The following text, written by anthropologist Laura Ogden, was published in Florida Folklife: Traditional Arts in Contemporary Communities (1998):

Mieko Kubota is an accomplished artist in ikebana, a Japanese method of flower arranging. Well-recognized for her creativity, Kubota teaches and demonstrates ikebana throughout South Florida. She lives with her daughter and her daughter’s small children in a house in Miami, whose entranceway is decked with bonsai formed from blooming bougainvillea and ficus plants. For several years, she has served as an interpreter and tutor for the Dade County school system.

Ikebana, like many traditional Japanese arts, has a history dating back several centuries. Flowers and greenery are arranged both to reflect the artist’s interpretation of natural forces and to create new meanings linked to the non-natural environment. There are many schools of ikebana, which range from the strictly traditional to the various contemporary free-style forms. Kubota’s own style is eclectic. Similar to the manner in which a jazz musician improvises within standard chord changes, she explores personal interpretations of traditional ikebana patterns. Her designs incorporate found objects, experimental containers, native plants and tropical flowers.

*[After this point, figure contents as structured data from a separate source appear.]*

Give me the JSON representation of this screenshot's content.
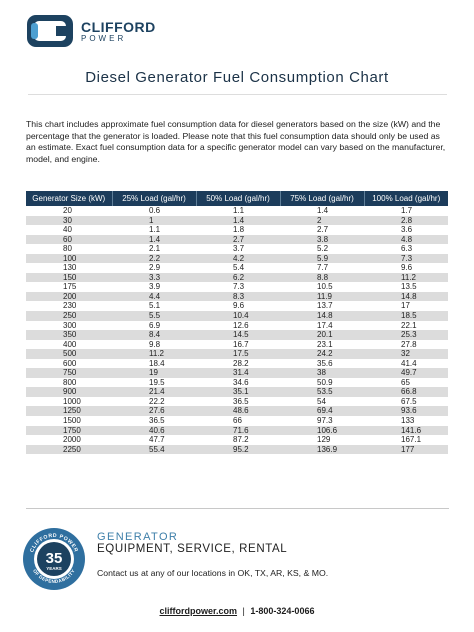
{
  "brand": {
    "name": "CLIFFORD",
    "sub": "POWER"
  },
  "title": "Diesel Generator Fuel Consumption Chart",
  "intro": "This chart includes approximate fuel consumption data for diesel generators based on the size (kW) and the percentage that the generator is loaded. Please note that this fuel consumption data should only be used as an estimate. Exact fuel consumption data for a specific generator model can vary based on the manufacturer, model, and engine.",
  "table": {
    "headers": [
      "Generator Size (kW)",
      "25% Load (gal/hr)",
      "50% Load (gal/hr)",
      "75% Load (gal/hr)",
      "100% Load (gal/hr)"
    ],
    "rows": [
      [
        "20",
        "0.6",
        "1.1",
        "1.4",
        "1.7"
      ],
      [
        "30",
        "1",
        "1.4",
        "2",
        "2.8"
      ],
      [
        "40",
        "1.1",
        "1.8",
        "2.7",
        "3.6"
      ],
      [
        "60",
        "1.4",
        "2.7",
        "3.8",
        "4.8"
      ],
      [
        "80",
        "2.1",
        "3.7",
        "5.2",
        "6.3"
      ],
      [
        "100",
        "2.2",
        "4.2",
        "5.9",
        "7.3"
      ],
      [
        "130",
        "2.9",
        "5.4",
        "7.7",
        "9.6"
      ],
      [
        "150",
        "3.3",
        "6.2",
        "8.8",
        "11.2"
      ],
      [
        "175",
        "3.9",
        "7.3",
        "10.5",
        "13.5"
      ],
      [
        "200",
        "4.4",
        "8.3",
        "11.9",
        "14.8"
      ],
      [
        "230",
        "5.1",
        "9.6",
        "13.7",
        "17"
      ],
      [
        "250",
        "5.5",
        "10.4",
        "14.8",
        "18.5"
      ],
      [
        "300",
        "6.9",
        "12.6",
        "17.4",
        "22.1"
      ],
      [
        "350",
        "8.4",
        "14.5",
        "20.1",
        "25.3"
      ],
      [
        "400",
        "9.8",
        "16.7",
        "23.1",
        "27.8"
      ],
      [
        "500",
        "11.2",
        "17.5",
        "24.2",
        "32"
      ],
      [
        "600",
        "18.4",
        "28.2",
        "35.6",
        "41.4"
      ],
      [
        "750",
        "19",
        "31.4",
        "38",
        "49.7"
      ],
      [
        "800",
        "19.5",
        "34.6",
        "50.9",
        "65"
      ],
      [
        "900",
        "21.4",
        "35.1",
        "53.5",
        "66.8"
      ],
      [
        "1000",
        "22.2",
        "36.5",
        "54",
        "67.5"
      ],
      [
        "1250",
        "27.6",
        "48.6",
        "69.4",
        "93.6"
      ],
      [
        "1500",
        "36.5",
        "66",
        "97.3",
        "133"
      ],
      [
        "1750",
        "40.6",
        "71.6",
        "106.6",
        "141.6"
      ],
      [
        "2000",
        "47.7",
        "87.2",
        "129",
        "167.1"
      ],
      [
        "2250",
        "55.4",
        "95.2",
        "136.9",
        "177"
      ]
    ]
  },
  "badge": {
    "top_text": "CLIFFORD POWER",
    "number": "35",
    "unit": "YEARS",
    "bottom_text": "OF DEPENDABILITY"
  },
  "tagline": {
    "line1": "GENERATOR",
    "line2": "EQUIPMENT, SERVICE, RENTAL"
  },
  "contact": "Contact us at any of our locations in OK, TX, AR, KS, & MO.",
  "footer": {
    "url": "cliffordpower.com",
    "separator": "|",
    "phone": "1-800-324-0066"
  },
  "colors": {
    "header_bg": "#1c3c5b",
    "brand": "#1d4260",
    "accent": "#3e7fa9",
    "stripe": "#dcdcdc"
  }
}
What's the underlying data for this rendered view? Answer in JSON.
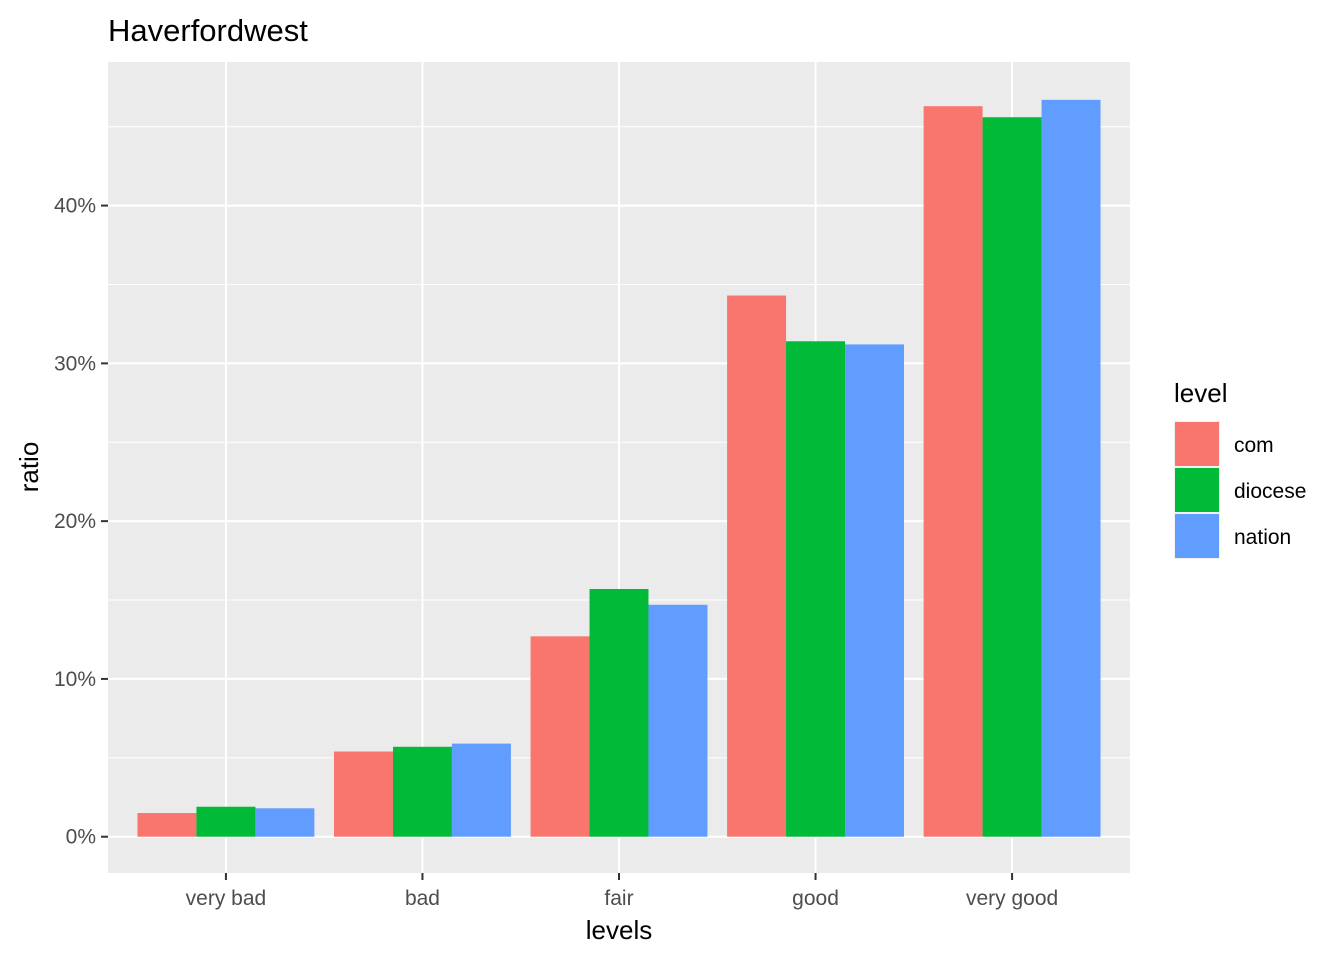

Kubota is the local president of the Ikebana International school, which was founded in the United States in the 1950s. The motto of Ikebana International is “friendship through flowers.” In keeping with this motto, Kubota uses ikebana to reach out to others in the community through the beauty of arranged flowers. She has taught ikebana at Fairchild Tropical Garden in Miami for several years, as well as at other locations. In addition to teaching, she has demonstrated the art on many occasions. For instance, she donates her time each year to fund- raisers for the Miami Horticultural Society, held at the Miami Museum of Science. One year she demonstrated flower arranging techniques to music, thus creating a performance piece.

Kubota’s perceptions of ikebana parallel her feelings about bonsai, the Japanese art of shaping small shrubs to give the illusion of trees in nature. In 1971 Kubota and her late husband founded a nursery in rural southern Dade County, dedicated to bonsai. She comments that “bonsai teaches you that you must follow the rules of nature. You shape bonsai to emphasize nature’s shape. And there are many styles of bonsai, but nature decides what style it will be.”

Kubota is also a skilled origami artist. In origami, a paper sculpture is created out of a single piece of folded paper, without using scissors, tape, glue or staples. Popular forms are the crane, frog, ship and balloon. Like most folk arts, origami has been passed down through oral instruction and demonstration, with mothers teaching designs to their children. Kubota has passed on this traditional art to her daughter and grandchildren.